Morì il 6 marzo del 1251, a soli 18 anni, a causa di una malattia. Il suo esile corpo fu seppellito direttamente nella nuda terra.

I fedeli che si recavano sulla tomba di Rosa a pregare o a chiedere grazie, ricevettero numerosi miracoli e guarigioni. Così essi sollecitarono il Papa Innocenzo IV affinché canonizzasse la ragazza.

Il Papa ordinò la riesumazione del corpo della giovane viterbese, che fu trovato ancora integro, e fu seppellito all’interno della Chiesa nel 1252. Sei anni dopo il Papa Alessandro IV, mentre si trovava a Viterbo, sognò per tre volte una ragazza, seppellita nella chiesa di Santa Maria in Poggio, che le chiedeva di essere traslata nel Monastero delle Povere Dame di San Damiano, le clarisse dove ella aveva tanto desiderato entrare da viva.
Il Pontefice, colpito dal suo strano sogno, predispose il trasporto solenne del corpo. Esso avvenne il 4 settembre del 1258.

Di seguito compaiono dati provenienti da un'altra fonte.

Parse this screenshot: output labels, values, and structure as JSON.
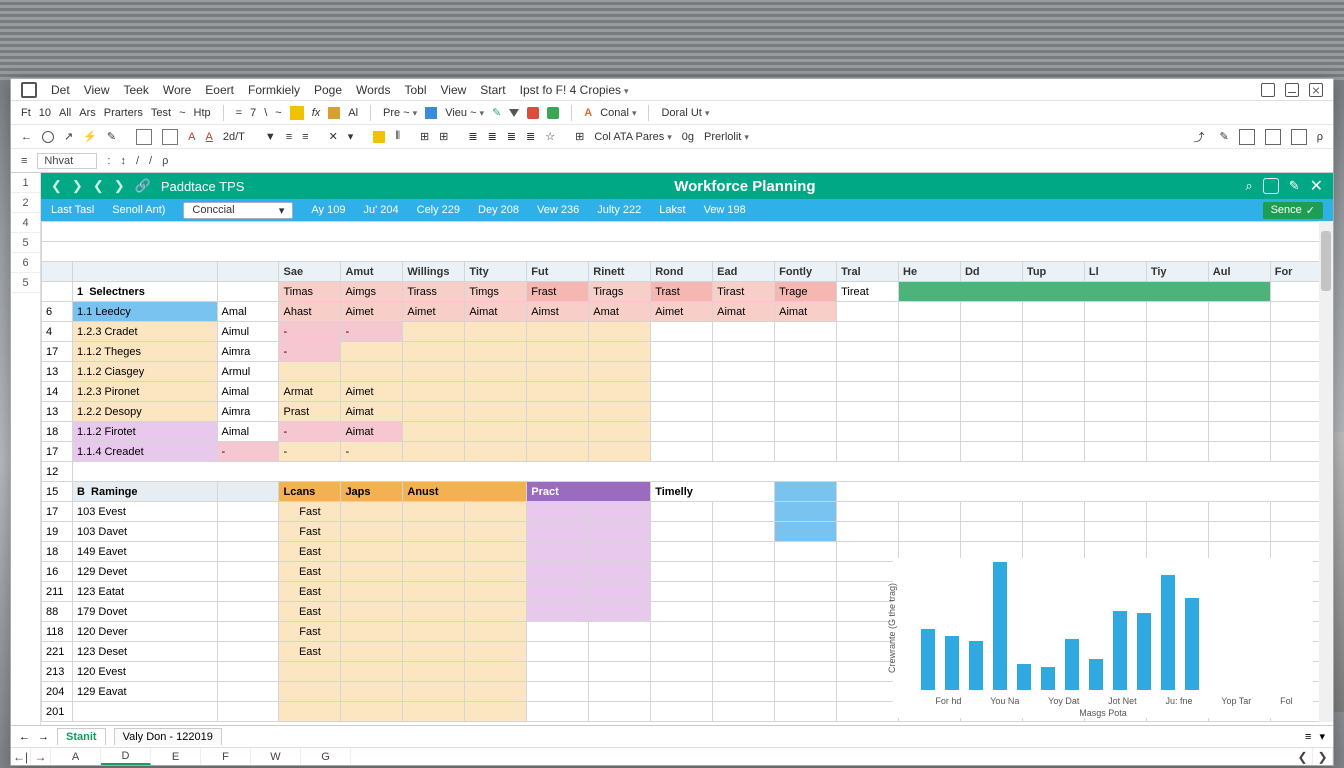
{
  "menu": {
    "items": [
      "Det",
      "View",
      "Teek",
      "Wore",
      "Eoert",
      "Formkiely",
      "Poge",
      "Words",
      "Tobl",
      "View",
      "Start",
      "Ipst fo F! 4 Cropies"
    ]
  },
  "ribbon1": {
    "left": [
      "Ft",
      "10",
      "All",
      "Ars",
      "Prarters",
      "Test",
      "~",
      "Htp"
    ],
    "mid1": [
      "=",
      "7",
      "\\",
      "~"
    ],
    "fx": "fx",
    "al": "Al",
    "mid2": [
      "Pre ~",
      "Vieu ~"
    ],
    "conal": "Conal",
    "right": [
      "Doral Ut"
    ]
  },
  "ribbon2": {
    "left_nav": [
      "←",
      "○",
      "↗",
      "⚡",
      "✎"
    ],
    "edit_group": "2d/T",
    "right_labels": [
      "Col ATA Pares",
      "0g",
      "Prerlolit"
    ]
  },
  "formula": {
    "name": "Nhvat",
    "buttons": [
      "↕",
      "/",
      "/",
      "ρ"
    ]
  },
  "teal": {
    "brand": "Paddtace TPS",
    "title": "Workforce Planning"
  },
  "bluebar": {
    "last": "Last Tasl",
    "scroll": "Senoll Ant)",
    "dropdown": "Conccial",
    "periods": [
      "Ay 109",
      "Ju' 204",
      "Cely 229",
      "Dey 208",
      "Vew 236",
      "Julty 222",
      "Lakst",
      "Vew 198"
    ],
    "save": "Sence"
  },
  "cols": [
    "Sae",
    "Amut",
    "Willings",
    "Tity",
    "Fut",
    "Rinett",
    "Rond",
    "Ead",
    "Fontly",
    "Tral",
    "He",
    "Dd",
    "Tup",
    "Ll",
    "Tiy",
    "Aul",
    "For"
  ],
  "row_sub": [
    "Timas",
    "Aimgs",
    "Tirass",
    "Timgs",
    "Frast",
    "Tirags",
    "Trast",
    "Tirast",
    "Trage",
    "Tireat"
  ],
  "sectionA": {
    "num": "1",
    "title": "Selectners"
  },
  "rowsA": [
    {
      "rn": "6",
      "code": "1.1",
      "name": "Leedcy",
      "c1": "Amal",
      "cells": [
        "Ahast",
        "Aimet",
        "Aimet",
        "Aimat",
        "Aimst",
        "Amat",
        "Aimet",
        "Aimat",
        "Aimat"
      ]
    },
    {
      "rn": "4",
      "code": "1.2.3",
      "name": "Cradet",
      "c1": "Aimul",
      "cells": [
        "-",
        "-",
        "",
        "",
        "",
        "",
        "",
        "",
        ""
      ]
    },
    {
      "rn": "17",
      "code": "1.1.2",
      "name": "Theges",
      "c1": "Aimra",
      "cells": [
        "-",
        "",
        "",
        "",
        "",
        "",
        "",
        "",
        ""
      ]
    },
    {
      "rn": "13",
      "code": "1.1.2",
      "name": "Ciasgey",
      "c1": "Armul",
      "cells": [
        "",
        "",
        "",
        "",
        "",
        "",
        "",
        "",
        ""
      ]
    },
    {
      "rn": "14",
      "code": "1.2.3",
      "name": "Pironet",
      "c1": "Aimal",
      "cells": [
        "Armat",
        "Aimet",
        "",
        "",
        "",
        "",
        "",
        "",
        ""
      ]
    },
    {
      "rn": "13",
      "code": "1.2.2",
      "name": "Desopy",
      "c1": "Aimra",
      "cells": [
        "Prast",
        "Aimat",
        "",
        "",
        "",
        "",
        "",
        "",
        ""
      ]
    },
    {
      "rn": "18",
      "code": "1.1.2",
      "name": "Firotet",
      "c1": "Aimal",
      "cells": [
        "-",
        "Aimat",
        "",
        "",
        "",
        "",
        "",
        "",
        ""
      ]
    },
    {
      "rn": "17",
      "code": "1.1.4",
      "name": "Creadet",
      "c1": "-",
      "cells": [
        "-",
        "-",
        "",
        "",
        "",
        "",
        "",
        "",
        ""
      ]
    }
  ],
  "sectionB": {
    "num": "B",
    "title": "Raminge",
    "hdrs": [
      "Lcans",
      "Japs",
      "Anust",
      "",
      "Pract",
      "",
      "Timelly"
    ]
  },
  "rowsB": [
    {
      "rn": "17",
      "code": "103",
      "name": "Evest",
      "c": "Fast"
    },
    {
      "rn": "19",
      "code": "103",
      "name": "Davet",
      "c": "Fast"
    },
    {
      "rn": "18",
      "code": "149",
      "name": "Eavet",
      "c": "East"
    },
    {
      "rn": "16",
      "code": "129",
      "name": "Devet",
      "c": "East"
    },
    {
      "rn": "211",
      "code": "123",
      "name": "Eatat",
      "c": "East"
    },
    {
      "rn": "88",
      "code": "179",
      "name": "Dovet",
      "c": "East"
    },
    {
      "rn": "118",
      "code": "120",
      "name": "Dever",
      "c": "Fast"
    },
    {
      "rn": "221",
      "code": "123",
      "name": "Deset",
      "c": "East"
    },
    {
      "rn": "213",
      "code": "120",
      "name": "Evest",
      "c": ""
    },
    {
      "rn": "204",
      "code": "129",
      "name": "Eavat",
      "c": ""
    },
    {
      "rn": "201",
      "code": "",
      "name": "",
      "c": ""
    }
  ],
  "chart_data": {
    "type": "bar",
    "categories": [
      "For hd",
      "You Na",
      "Yoy Dat",
      "Jot Net",
      "Ju: fne",
      "Yop Tar",
      "Fol"
    ],
    "values": [
      48,
      42,
      38,
      100,
      20,
      18,
      40,
      24,
      62,
      60,
      90,
      72
    ],
    "ylabel": "Crewrante (G the trag)",
    "xlabel": "Masgs Pota",
    "title": "",
    "ylim": [
      0,
      100
    ]
  },
  "tabs": {
    "active": "Stanit",
    "second": "Valy Don - 122019"
  },
  "col_letters": [
    "A",
    "D",
    "E",
    "F",
    "W",
    "G"
  ],
  "left_rownums_top": [
    "1",
    "2",
    "4",
    "5",
    "6",
    "5"
  ],
  "left_rownums_mid": [
    "12",
    "15"
  ]
}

Il corpo della Santa fu così sistemato in un’urna che veniva aperta per consentire ai fedeli di baciare la mano della Santa. Nel 1357, a causa di un incendio, l’urna andò distrutta, ma il corpo di Santa Rosa fu solo annerito dalle fiamme, rimanendo ancora una volta integro. Ancora oggi il corpo della Santa è visibile presso il Monastero, ben conservato.

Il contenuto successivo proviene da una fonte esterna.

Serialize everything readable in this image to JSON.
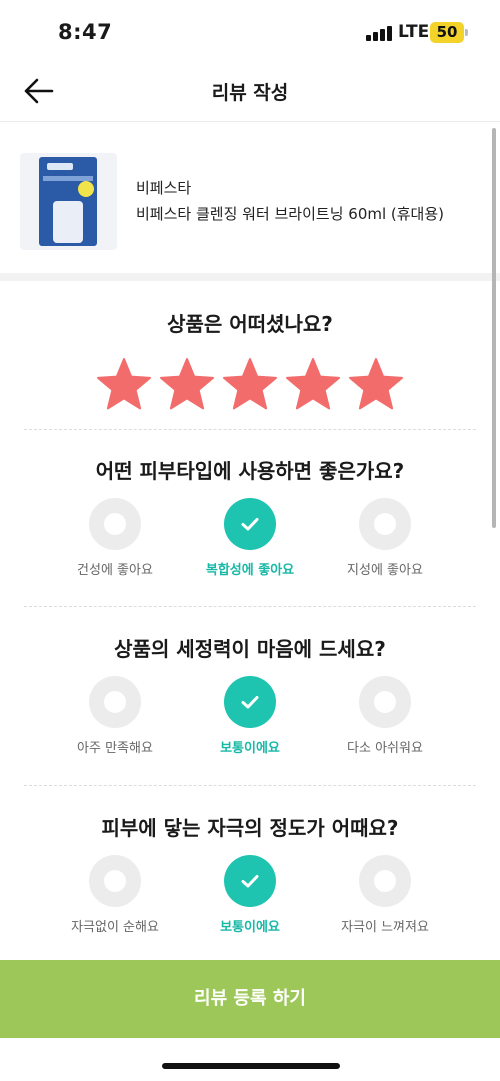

Presso l’omonimo Santuario, alle ore 7.00 del 6 marzo sarà celebrata la Santa Messa; ore 18.30 ci sarà un’altra Santa Messa, con benedizione del “pane” e bacio del Cuore di Santa Rosa.

Per coloro che non hanno potuto segnare i Boccioli e le Rosine al Corteo Storico, e’ possibile farlo tutti i giorni recandosi all’ingresso del Monastero.